I continued to develop visualisation and data processing tools as I transitioned into a research assistant role in the project measuring and modelling Oak and Pine forests in the Himalayas. I was responsible for acquiring turbulent flux data from the remote installations and creating usable documentation and flux products from them. I was able to collaborate with hydrologists, ecologists and atmospheric scientists to better understand how the forests are evolving with the changing climate. It was most interesting to note how all of these changes fed back into one another to create the circumstances that are threatening the local population and ecosystem. The work I contributed in this inter-disciplinary research effort was very satisfying, it will lead to more accurate modelling of the region which will enable insight into the future of the challenges faced by the region. Going on a field trip into the Himalayas was also a great motivator for me to decide that I want to continue to work towards understanding how climate change is going to affect sensitive environments such as this.

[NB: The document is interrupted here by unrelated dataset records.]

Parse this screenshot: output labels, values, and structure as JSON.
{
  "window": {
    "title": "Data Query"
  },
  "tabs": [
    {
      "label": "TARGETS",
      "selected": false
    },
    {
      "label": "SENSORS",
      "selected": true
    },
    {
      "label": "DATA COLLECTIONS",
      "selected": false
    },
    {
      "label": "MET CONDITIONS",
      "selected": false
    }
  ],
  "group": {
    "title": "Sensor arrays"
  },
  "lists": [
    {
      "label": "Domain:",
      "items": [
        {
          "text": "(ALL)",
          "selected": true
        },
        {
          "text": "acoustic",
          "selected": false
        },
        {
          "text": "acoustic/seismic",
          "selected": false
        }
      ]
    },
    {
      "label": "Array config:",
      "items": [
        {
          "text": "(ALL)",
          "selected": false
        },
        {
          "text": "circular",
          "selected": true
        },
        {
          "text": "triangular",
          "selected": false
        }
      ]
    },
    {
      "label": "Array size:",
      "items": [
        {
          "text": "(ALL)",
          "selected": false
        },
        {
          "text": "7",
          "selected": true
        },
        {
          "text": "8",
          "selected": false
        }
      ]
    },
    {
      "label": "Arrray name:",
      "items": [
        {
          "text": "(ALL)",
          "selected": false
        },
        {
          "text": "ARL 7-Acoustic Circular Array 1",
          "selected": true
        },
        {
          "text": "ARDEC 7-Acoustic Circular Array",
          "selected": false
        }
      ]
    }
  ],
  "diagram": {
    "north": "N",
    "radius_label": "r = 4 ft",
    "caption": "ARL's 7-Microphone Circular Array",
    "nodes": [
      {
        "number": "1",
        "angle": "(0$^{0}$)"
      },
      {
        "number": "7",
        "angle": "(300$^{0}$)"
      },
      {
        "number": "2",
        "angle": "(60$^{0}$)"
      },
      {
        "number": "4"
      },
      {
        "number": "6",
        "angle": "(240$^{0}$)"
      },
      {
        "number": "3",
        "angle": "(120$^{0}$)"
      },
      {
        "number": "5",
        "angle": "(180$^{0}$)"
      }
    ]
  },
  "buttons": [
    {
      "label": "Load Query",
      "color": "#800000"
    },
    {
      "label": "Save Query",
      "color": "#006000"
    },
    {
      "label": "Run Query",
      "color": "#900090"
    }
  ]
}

In both the projects described above I also learned how to run and use the OLAM global climate simulation. I was able to reproduce the observed heat stress response in the model to more precisely probe the atmospheric processes that may be responsible for the variable response seen. I also helped in the preliminary setup of the same model with regionally finer grids to develop an improved parameterisation for the Oak and Pine Himalayan forests derived from the turbulent fluxes measured experimentally. From my research into Prof. Z's work, this project seeks to use machine learning methods in addition to modelling tools, for the analysis of observation and model datasets and that is where the causal inferences will be derived. I have had an interest in machine learning for a long time, I developed a procedural level generator for the game "Portal 2" using GANS to train the generator to learn the internal logic of a solvable level in the game, which had not been previously done for game level generation. During my project studying heat stress in the tropics, I had ideas to implement machine learning to accelerate the identification of what variables sufficiently describe any particular climatic pattern, providing supporting evidence for certain hypotheses. Due to a lack of institutional knowledge of such methods, I was not able to pursue that development. In this position at KU Leuven, I would be able to build upon my skills both in the domain of climate modelling and in machine learning methods.
I find this to be an extremely exciting opportunity to study the incredible Antarctic landscape. I believe I bring a unique perspective and am highly motivated to embed myself into this collaborative research environment and begin work understanding the Antarctic system. I look forward to working with Prof. X, Prof. Y and Prof. Z, benefitting from their expertise in the respective fields and seeing how I can contribute to the research at hand.